4. From Low-Distortion Norm Embeddings to Explicit Uncertainty Relations and Efficient Information Locking
Omar Fawzi and Patrick Hayden and Pranab Sen
McGill University, Perimeter Institute and Tata Institute of Fundamental Research
Quantum uncertainty relations are at the heart of many quantum cryptographic protocols performing classically impossible tasks. One direct operational manifestation of these uncertainty relations is a purely quantum effect referred to as information locking. A locking scheme can be viewed as a cryptographic protocol in which a uniformly random n-bit message is encoded in a quantum system using a classical key of size much smaller than n.
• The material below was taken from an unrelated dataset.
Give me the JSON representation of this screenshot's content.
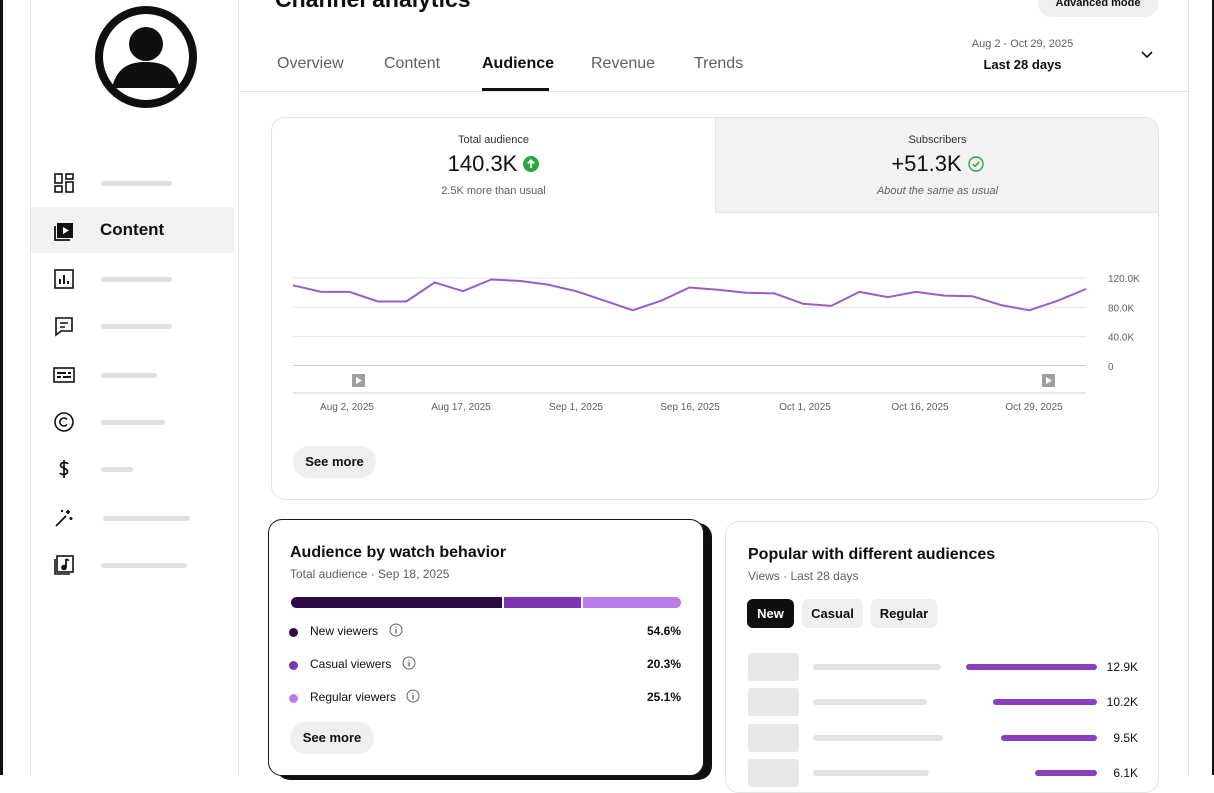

Without the key, no measurement of this quantum state can extract more than a negligible amount of information about the message (the message is "locked"). Furthermore, knowing the key, it is possible to recover (or "unlock") the message. In this paper, we make the following contributions by exploiting a connection between uncertainty relations and low-distortion embeddings of L2 into L1: - We introduce the notion of metric uncertainty relations and connect it to low-distortion embeddings of L2 into L1 . A metric uncertainty relation also implies an entropic uncertainty relation. - We prove that random bases satisfy uncertainty relations with a stronger definition and better parameters than previously known. Our proof is also considerably simpler than earlier proofs. We apply this result to show the existence of locking schemes with key size independent of the message length. - We give efficient constructions of bases satisfying metric uncertainty relations. These bases are computable by quantum circuits of almost linear size. This leads to the first explicit construction of a strong information locking scheme. Moreover, we present a locking scheme that can in principle be implemented with current technology. These constructions are obtained by adapting an explicit norm embedding due to Indyk (STOC'07) and an extractor construction of Guruswami, Umans and Vadhan (JACM'09). - We apply our metric uncertainty relations to give communication protocols that perform equality-testing of n-qubit states. We prove that this task can be performed by a single message protocol using O(log(1/e)) qubits and n bits of communication, where e is an error parameter. We also give a single message protocol that uses O(log(n)^2) qubits, where the computation of the sender is efficient.